In one passage, the IACHR invokes the “history of the Hemisphere” to explain its concerns about Venezuela. The words leap off the page because the IACHR completely disregards the history of the US undermining democracy in Latin America. The IACHR report expresses no concern about US funding for groups that backed the 2002 coup – except to worry that the Chavez government may be infringing on the “freedom of association” of those groups.
The IACHR has published some criticism of US clients such as Colombia and Honduras (after the coup of June 2009). However, no one should be unaware of its pro-imperial bias. As long as the Venezuelan government is perceived as a threat by the US government, we should expect to see more voluminous reports that rehash thoroughly debunked claims.

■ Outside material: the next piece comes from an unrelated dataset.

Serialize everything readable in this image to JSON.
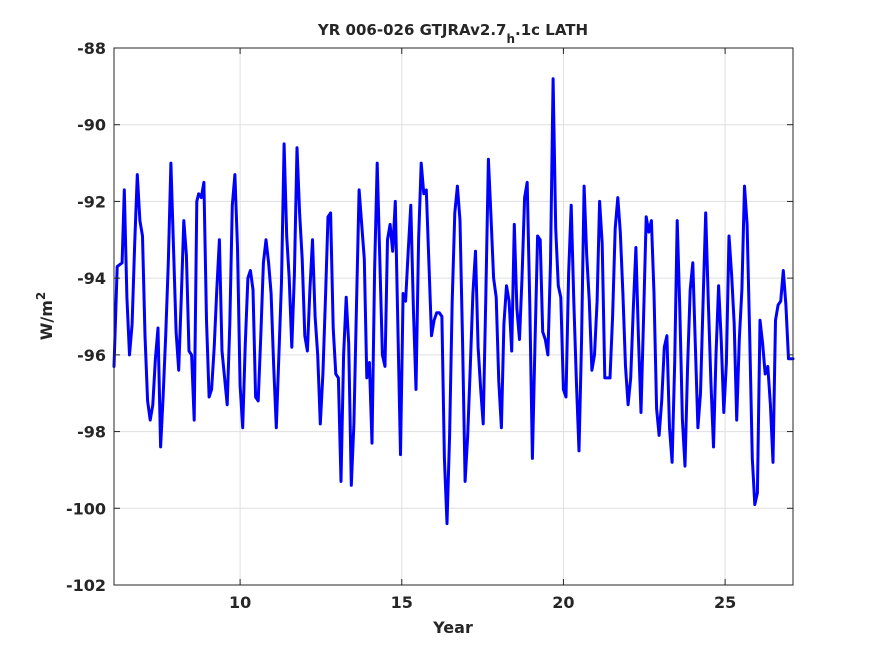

 The IACHR report is available here: http://www.cidh.oas.org/countryrep/Venezuela2009eng/VE09.TOC.eng.htm
 The HRW report was thoroughly debunked by Gregory Wilpert. See his debate with HRW here: http://venezuelanalysis.com/analysis/3882. The bulk of the IACHR report recycles the same criticism made by HRW. Those who seek a very detailed rebuttal of the IACHR should refer to Wilpert’s debate with HRW.
 “Latin Americans criticize Chavez ouster, violence in Venezuela,” Marianela Jimenez; Associated Press; April 12, 2002.
 Bolivarian Republic of Venezuela. Ministry of Popular Power for Foreign Affairs. State Agent for Human Rights. Observations on the Draft Report Democracy and Human Rights in Venezuela.
 On Ortega’s escape from prison see: http://venezuelanalysis.com/news/1888
 For a detailed rebuttal of the IACHR’s criticism of judicial independence in Venezuela see note 1.
 About Danilo Anderson see: http://venezuelanalysis.com/news/799
See also: http://venezuelanalysis.com/analysis/812.
 See “Colombia’s Magic Laptops,” http://venezuelanalysis.com/analysis/3927
 See note 1.
 See the documentary “The Revolution will not be Televised” for a powerful, first hand account of the censorship imposed by the private media in an effort to prop up Carmona’s regime: http://venezuelanalysis.com/video/2611
 Venezuela to Transfer Private Media Concessions to Community Media: http://venezuelanalysis.com/news/4683
 British Columbia Teachers’ Strike, E. Wayne Ross, http://www.zcommunications.org/british-columbia-teachers-strike-by-e-wayne-ross.
 Bart Jones provides very detailed and superbly written account of the oil industry shutdown in his book, “Hugo: The Hugo Chavez Story from Mud Hut to Perpetual Revolution,” p.372-387.